«Стихии этого мира» – точный перевод слов оригинала τὰ στοιχεῖα τοῦ κόσμου, но мы скорее назовем так воду, огонь, воздух и нечто подобное. И что это «истлевает от употребления»? А ведь в общем и целом смысл оригинала здесь понятен: правила Моисеева закона касаются материальных вещей, которые уничтожаются в процессе использования, будь то пища или одежда. Они, разумеется, противопоставляются вечному. И как же описать то, что с ними происходит?

Большая проблема в этом отрывке – слово ταπεινοφροσύνη, которое традиционно переводится как «смиренномудрие». В современном христианском словаре это слово обозначает безусловную добродетель, но в данном контексте это явно не так. В результате Синодальный ставит в один ряд совершенно разные понятия. И что, собственно, «имеет вид мудрости», остается неясным.

Наконец, здесь есть настоящая экзегетическая проблема. Что означает стоящее в самом конце выражение οὐκ ἐν τιμῇ τινι πρὸς πλησμονὴν τῆς σαρκός? Одни толкователи (как в Синодальном) видят здесь пренебрежение к телесным потребностям, другие (мы увидим их мнение ниже, в переводе РБО), напротив, некую пресыщенность и разнузданность. Но в любом случае речь тут идет о телесной стороне жизни: эти люди не заботятся о духовном, а лишь о пище и тому подобных вещах. Ударяются ли они в разгул или в строгую аскезу, уже вторичный вопрос, важно, что для них еда и питье оказываются важнее всего остального.

Собственно, речь здесь идет о том, что смерть Христа освободила христиан от привязанности к ритуальным правилам Ветхого Завета, которые касаются вещей временных и исчезающих. Им надо заботиться о вечном, а не о том, что именно есть или пить. Но едва ли кто, прочитав Синодальный перевод, придет к такому выводу.

Заокский перевод разъясняет многие из этих вопросов, давая дополнительную информацию курсивом:

Если в самом деле умерли вы со Христом и отрешились от архаичных представлений этого мира, зачем, как живущие жизнью Его, следуете вы установлениям: «не прикасайся, не ешь, не трогай!», имея дело со всем тем, что и предназначено к уничтожению при использовании? Человеческие это заповеди и учения человеческие.
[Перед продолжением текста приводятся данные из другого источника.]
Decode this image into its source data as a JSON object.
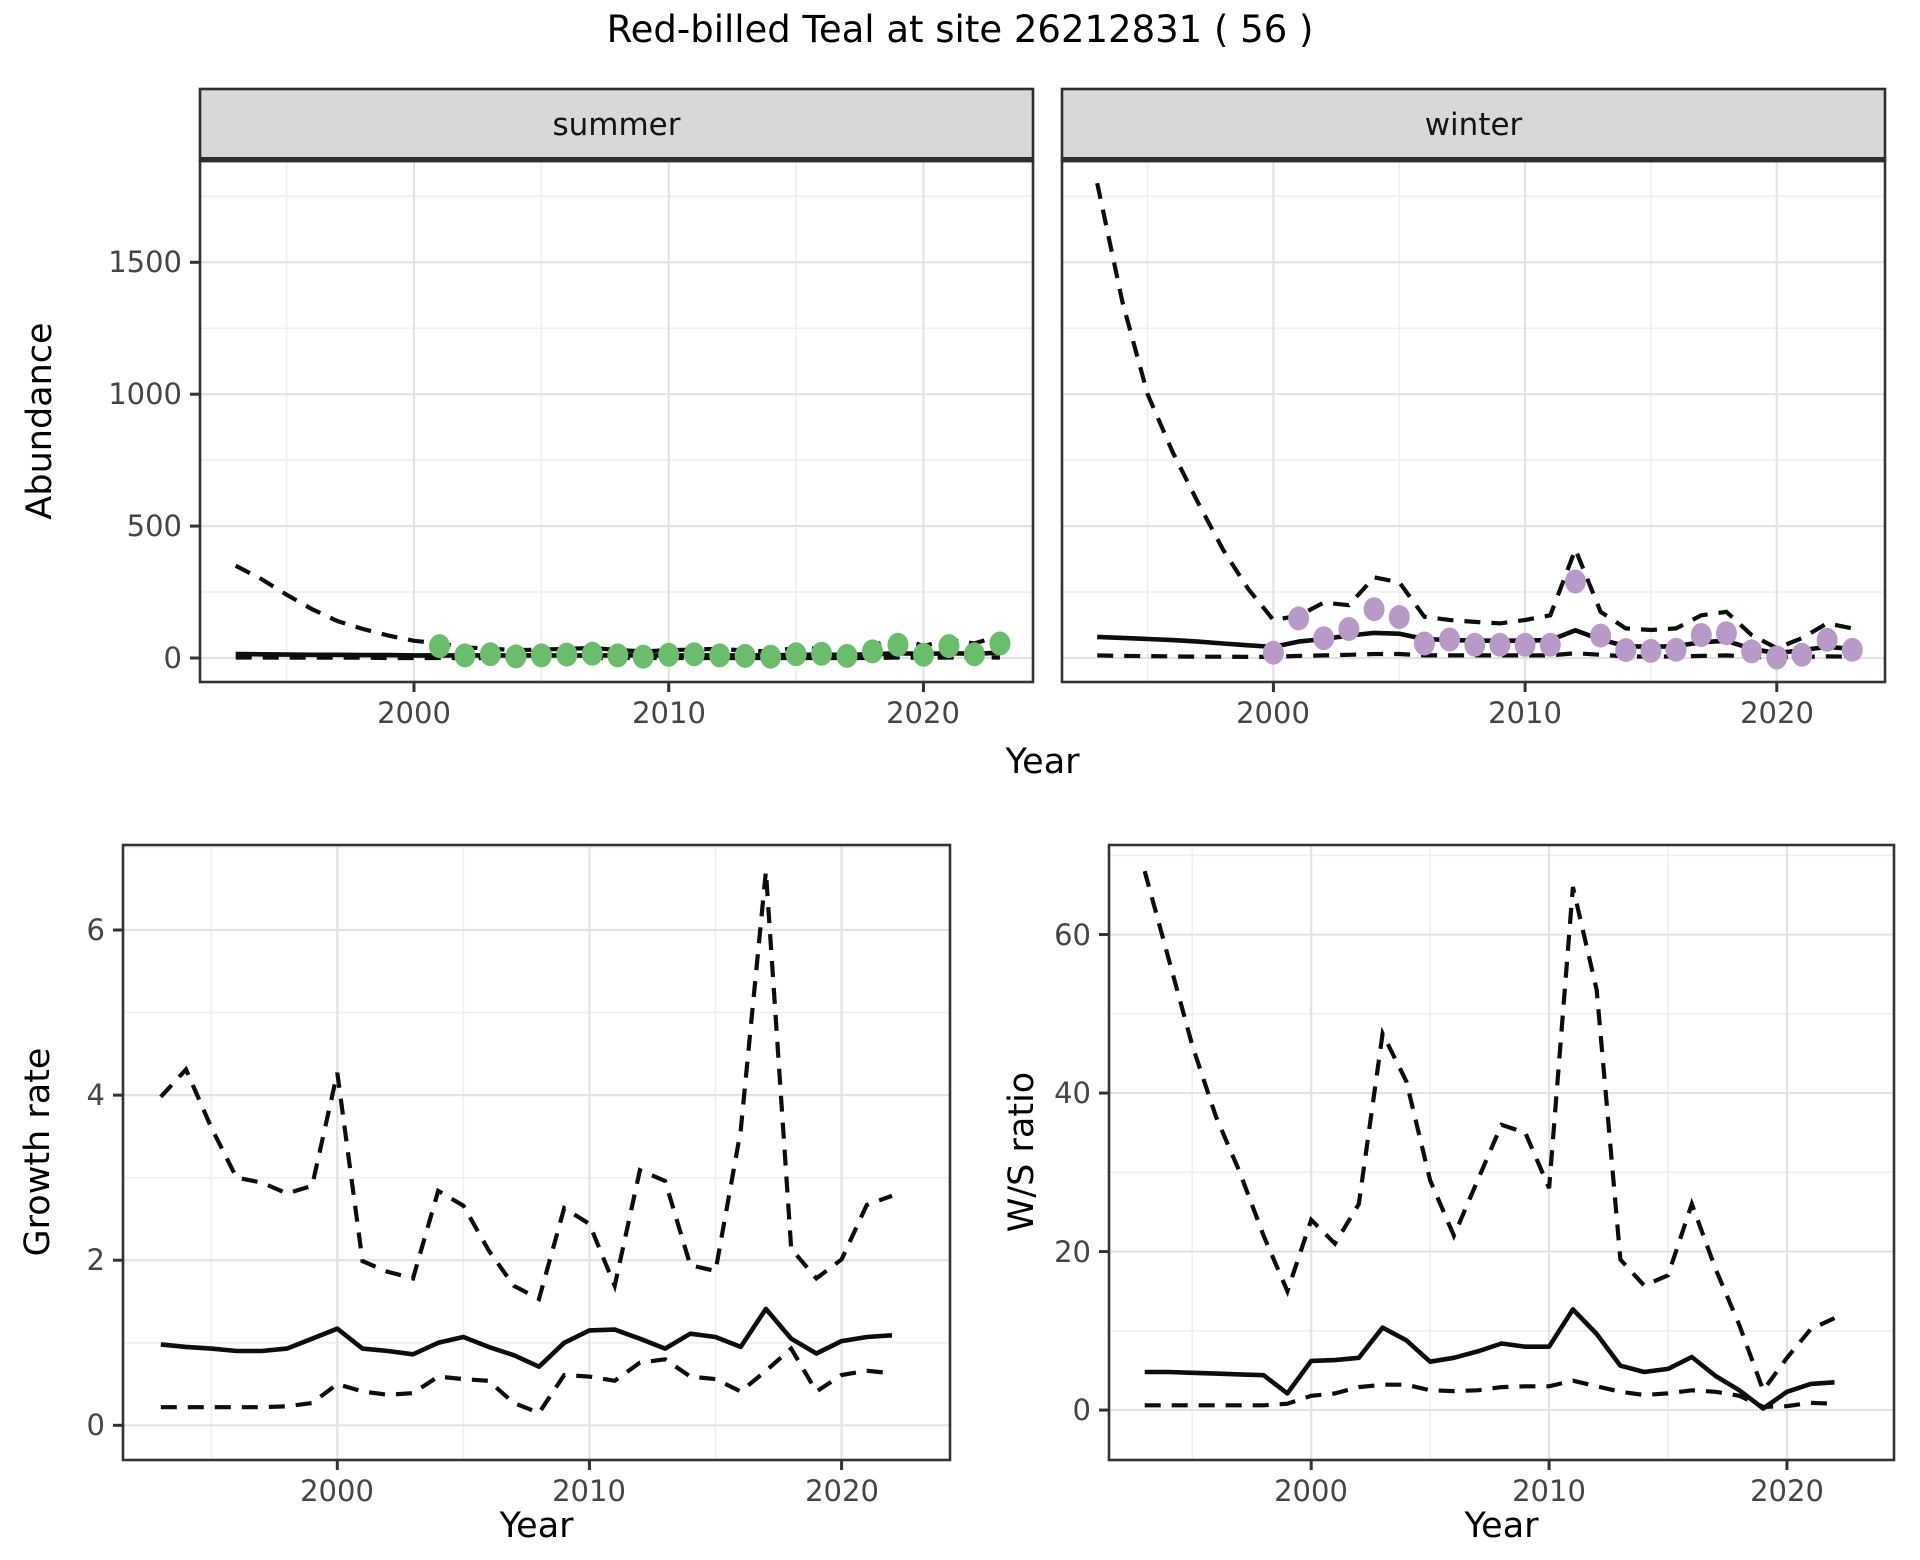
{
  "title": "Red-billed Teal at site 26212831 ( 56 )",
  "colors": {
    "summer_point": "#6ABE6B",
    "winter_point": "#B89AC8",
    "line": "#0d0d0d",
    "grid_major": "#E2E2E2",
    "grid_minor": "#EFEFEF",
    "strip_bg": "#D8D8D8",
    "panel_border": "#333333",
    "tick_text": "#454545"
  },
  "chart_data": {
    "type": "line",
    "top": {
      "ylabel": "Abundance",
      "xlabel": "Year",
      "y_ticks": [
        0,
        500,
        1000,
        1500
      ],
      "x_ticks": [
        2000,
        2010,
        2020
      ],
      "ylim": [
        -91,
        1884
      ],
      "xlim": [
        1991.6,
        2024.3
      ],
      "year_start": 1993,
      "panels": [
        {
          "strip": "summer",
          "series": {
            "upper": [
              350,
              300,
              240,
              185,
              140,
              110,
              85,
              65,
              55,
              40,
              35,
              30,
              32,
              35,
              38,
              30,
              25,
              30,
              32,
              35,
              28,
              25,
              38,
              35,
              25,
              45,
              80,
              45,
              70,
              55,
              85
            ],
            "median": [
              15,
              14,
              13,
              12,
              12,
              11,
              11,
              10,
              10,
              10,
              10,
              10,
              10,
              10,
              10,
              10,
              10,
              10,
              10,
              10,
              10,
              10,
              12,
              12,
              12,
              14,
              18,
              15,
              18,
              16,
              20
            ],
            "lower": [
              2,
              2,
              1,
              1,
              1,
              1,
              0,
              0,
              0,
              0,
              0,
              0,
              0,
              0,
              0,
              0,
              0,
              0,
              0,
              0,
              0,
              0,
              0,
              0,
              0,
              0,
              2,
              1,
              2,
              1,
              2
            ]
          },
          "points": {
            "year_start": 2001,
            "values": [
              45,
              10,
              14,
              6,
              10,
              13,
              16,
              10,
              5,
              12,
              14,
              10,
              8,
              5,
              14,
              16,
              8,
              25,
              50,
              12,
              45,
              14,
              55
            ]
          }
        },
        {
          "strip": "winter",
          "series": {
            "upper": [
              1800,
              1350,
              1000,
              780,
              590,
              410,
              262,
              144,
              160,
              210,
              200,
              306,
              287,
              156,
              144,
              137,
              131,
              144,
              162,
              412,
              175,
              112,
              106,
              112,
              162,
              175,
              87,
              37,
              75,
              131,
              112
            ],
            "median": [
              80,
              76,
              72,
              68,
              62,
              55,
              48,
              42,
              62,
              72,
              85,
              95,
              92,
              72,
              68,
              66,
              65,
              66,
              68,
              105,
              70,
              45,
              42,
              45,
              60,
              65,
              35,
              18,
              30,
              42,
              35
            ],
            "lower": [
              10,
              8,
              7,
              6,
              5,
              5,
              4,
              4,
              8,
              10,
              12,
              15,
              15,
              10,
              10,
              10,
              10,
              10,
              10,
              18,
              12,
              6,
              5,
              6,
              8,
              10,
              5,
              2,
              4,
              6,
              5
            ]
          },
          "points": {
            "year_start": 2000,
            "values": [
              20,
              150,
              75,
              110,
              185,
              155,
              55,
              70,
              50,
              50,
              50,
              50,
              290,
              85,
              30,
              27,
              31,
              87,
              94,
              25,
              2,
              12,
              69,
              31
            ]
          }
        }
      ]
    },
    "bottom": [
      {
        "ylabel": "Growth rate",
        "xlabel": "Year",
        "y_ticks": [
          0,
          2,
          4,
          6
        ],
        "x_ticks": [
          2000,
          2010,
          2020
        ],
        "ylim": [
          -0.42,
          7.03
        ],
        "xlim": [
          1991.5,
          2024.3
        ],
        "year_start": 1993,
        "series": {
          "upper": [
            3.98,
            4.31,
            3.61,
            3.0,
            2.94,
            2.81,
            2.9,
            4.27,
            1.99,
            1.86,
            1.78,
            2.84,
            2.66,
            2.12,
            1.69,
            1.53,
            2.63,
            2.44,
            1.69,
            3.09,
            2.96,
            1.94,
            1.87,
            3.57,
            6.71,
            2.14,
            1.78,
            2.01,
            2.67,
            2.78
          ],
          "median": [
            0.98,
            0.95,
            0.93,
            0.9,
            0.9,
            0.93,
            1.05,
            1.17,
            0.93,
            0.9,
            0.86,
            1.0,
            1.07,
            0.95,
            0.85,
            0.71,
            1.0,
            1.15,
            1.16,
            1.05,
            0.93,
            1.11,
            1.07,
            0.95,
            1.41,
            1.05,
            0.87,
            1.02,
            1.07,
            1.09
          ],
          "lower": [
            0.22,
            0.22,
            0.22,
            0.22,
            0.22,
            0.23,
            0.27,
            0.5,
            0.41,
            0.37,
            0.39,
            0.59,
            0.56,
            0.54,
            0.27,
            0.15,
            0.61,
            0.59,
            0.54,
            0.76,
            0.8,
            0.59,
            0.56,
            0.41,
            0.66,
            0.93,
            0.41,
            0.61,
            0.66,
            0.63
          ]
        }
      },
      {
        "ylabel": "W/S ratio",
        "xlabel": "Year",
        "y_ticks": [
          0,
          20,
          40,
          60
        ],
        "ylim": [
          -6.3,
          71.3
        ],
        "xlim": [
          1991.5,
          2024.5
        ],
        "x_ticks": [
          2000,
          2010,
          2020
        ],
        "year_start": 1993,
        "series": {
          "upper": [
            68,
            57,
            46,
            37,
            30,
            22,
            15,
            24,
            21,
            26,
            47.5,
            41.5,
            29,
            22,
            29,
            36,
            35,
            28,
            66,
            53,
            19,
            15.7,
            17,
            26,
            17.8,
            10.7,
            2.5,
            6.6,
            10.2,
            11.6
          ],
          "median": [
            4.8,
            4.8,
            4.7,
            4.6,
            4.5,
            4.4,
            2.1,
            6.2,
            6.3,
            6.6,
            10.4,
            8.8,
            6.1,
            6.6,
            7.4,
            8.4,
            8.0,
            8.0,
            12.7,
            9.6,
            5.6,
            4.8,
            5.2,
            6.7,
            4.3,
            2.5,
            0.2,
            2.3,
            3.3,
            3.5
          ],
          "lower": [
            0.6,
            0.6,
            0.6,
            0.6,
            0.6,
            0.6,
            0.8,
            1.8,
            2.1,
            2.9,
            3.2,
            3.2,
            2.5,
            2.4,
            2.5,
            2.9,
            3.0,
            3.0,
            3.7,
            3.0,
            2.3,
            1.9,
            2.1,
            2.5,
            2.3,
            1.8,
            0.4,
            0.5,
            0.9,
            0.8
          ]
        }
      }
    ]
  }
}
Все это только кажется мудрым, а в жизни надуманная набожность, самоистязания [и] изнурение тела не ведут к обузданию чувственности.

Конечно, «архаичные представления уже ближе к смыслу оригинала, но все же звучит довольно непонятно. И что плохого в том, чтобы иметь дело с вещами, уничтожающимися при употреблении, и как это связано с архаичными представлениями? Вот что касается «смиренномудрия», оно в этом тексте стало «надуманной набожностью», и это, пожалуй, хорошее решение.

Перевод РБО разъясняет это несколько иначе:

И если вы умерли вместе с Христом и теперь свободны от стихий мира, зачем же вы позволяете им устанавливать для вас всякие предписания, словно вы всё еще живете в этом мире? «Не прикасайся!» «Не ешь!» «Не трогай!» Да все эти запретные вещи для того и существуют, чтобы быть уничтоженными при употреблении! Все это – человеческие заповеди и учения! Такие предписания, с их самодеятельным благочестием, смирением и умерщвлением плоти конечно же создают видимость какой-то мудрости, но грош им цена. Они ведут лишь к потворству плоти!

Здесь сохраняются «стихии мира» (что необычно для перевода РБО, который обычно отказывается от традиционной терминологии). Но как это стихии мира могут устанавливать предписания? Вообще-то их установил Моисеев закон, а не стихии. Далее, «запретные вещи для того и существуют, чтобы быть уничтоженными при употреблении», но ведь запретные вещи существуют как раз для того, чтобы их уничтожали, не употребляя (вспомним судьбу санкционной продукции)!